Talk to people who knew Thompson during his brief baseball career, and you can't find anyone who says anything negative about his work ethic or the way he carried himself.
"He was a very good kid," said Rodriguez. "Even though he probably didn't have the success he wanted to, he was very coachable. He wanted to get better. He wanted to learn. He put a good effort in everything he did.
"He was a football player trying to compete at a professional level in baseball. Even guys who have played their whole lives have trouble when they become professionals. You never saw any negative out of this kid. He didn't have the success he would like to, but he always had a smile. He paid attention to everything you told him. He was into everything that we did with him."
Two-sport athletes at the level of Bo Jackson and Deion Sanders hardly ever come along. The most realistic chance Thompson would have had in baseball is if he had abandoned his dreams of playing football.

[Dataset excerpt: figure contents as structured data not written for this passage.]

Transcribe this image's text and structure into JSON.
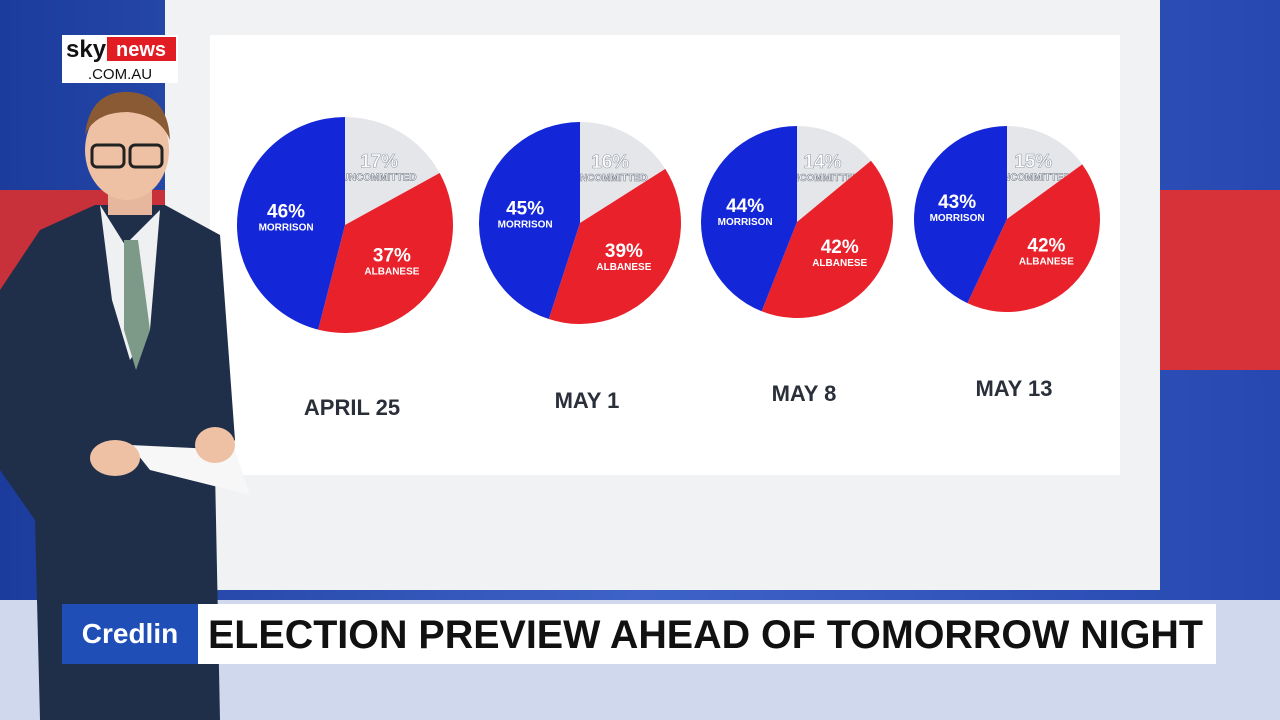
{
  "logo": {
    "brand": "sky",
    "name": "news",
    "domain": ".COM.AU"
  },
  "show": "Credlin",
  "headline": "ELECTION PREVIEW AHEAD OF TOMORROW NIGHT",
  "chart_data": [
    {
      "type": "pie",
      "title": "APRIL 25",
      "categories": [
        "UNCOMMITTED",
        "ALBANESE",
        "MORRISON"
      ],
      "values": [
        17,
        37,
        46
      ],
      "value_labels": [
        "17%",
        "37%",
        "46%"
      ],
      "colors": [
        "#e4e6ea",
        "#e8212b",
        "#1427d8"
      ]
    },
    {
      "type": "pie",
      "title": "MAY 1",
      "categories": [
        "UNCOMMITTED",
        "ALBANESE",
        "MORRISON"
      ],
      "values": [
        16,
        39,
        45
      ],
      "value_labels": [
        "16%",
        "39%",
        "45%"
      ],
      "colors": [
        "#e4e6ea",
        "#e8212b",
        "#1427d8"
      ]
    },
    {
      "type": "pie",
      "title": "MAY 8",
      "categories": [
        "UNCOMMITTED",
        "ALBANESE",
        "MORRISON"
      ],
      "values": [
        14,
        42,
        44
      ],
      "value_labels": [
        "14%",
        "42%",
        "44%"
      ],
      "colors": [
        "#e4e6ea",
        "#e8212b",
        "#1427d8"
      ]
    },
    {
      "type": "pie",
      "title": "MAY 13",
      "categories": [
        "UNCOMMITTED",
        "ALBANESE",
        "MORRISON"
      ],
      "values": [
        15,
        42,
        43
      ],
      "value_labels": [
        "15%",
        "42%",
        "43%"
      ],
      "colors": [
        "#e4e6ea",
        "#e8212b",
        "#1427d8"
      ]
    }
  ]
}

"There were some phases [in 2012] where he might have been more advanced than me when I was in my first pro season," said Lombard, a second-round Draft pick in 1994. "I tried to tell him, 'You have a better arm than when I started, you look more comfortable in the outfield than when I first started.' Listen, I battled ... and it started to pay off in year No. 4, year No. 5. There's no miracle to playing baseball. You have to get out there and grind it out and catch a lot of balls and hit a lot of balls and throw a lot of balls and do it over and over again."
Considering that Thompson has gained so much praise as a rookie in the NFL, it appears that he may have chosen the right career.
"I think I would've been all right," Thompson said earlier this week at Super Bowl media day. "I loved baseball when I was younger, but I just grew out of it. I guess I wanted more contact. I wanted to be like my brother. I wasn't as good at baseball."
"I remember a lot," Thompson said at the 2015 NFL scouting combine of his pro baseball tenure. "It didn't go as I wanted. I had a couple media people make a joke out of it, but it was motivation to me. I really wasn't tripping off of it. Hey, that's what the media does -- well, some people. I felt like I used it as motivation going into my freshman year, and that's what I did. I met some great people there. I met this thing called failure, learned how to overcome it and move on."
If Thompson had committed to baseball, there might have been some moments to remember.
Danny Chavez, Thompson's high school baseball coach at Grant Union, will never forget the double to the pitcher's mound.
"He hit a popup in the infield, and he hit it so high, it looked like a golf ball," Chavez said. "If he would have squared that ball up on the bat, he probably would have hit it about 600 feet. Everyone was starting to converge on the ball. 'I've got it, you've got it,' and the ball is getting closer to the ground. The ball hits right on top of the pitcher's mound, on the dirt. As the ball hits the ground, I look, and Shaq is slowing up at second base. I said, 'Wow, no one touched the ball, so is that an infield double?' No matter what, he went real hard, full speed. He understood his speed was a weapon for him on the baseball field."
On Sunday, Thompson will use that same weapon to shut down the Denver Broncos.
"He's a football player, and it shows," Rodriguez said. "He's in the Super Bowl!"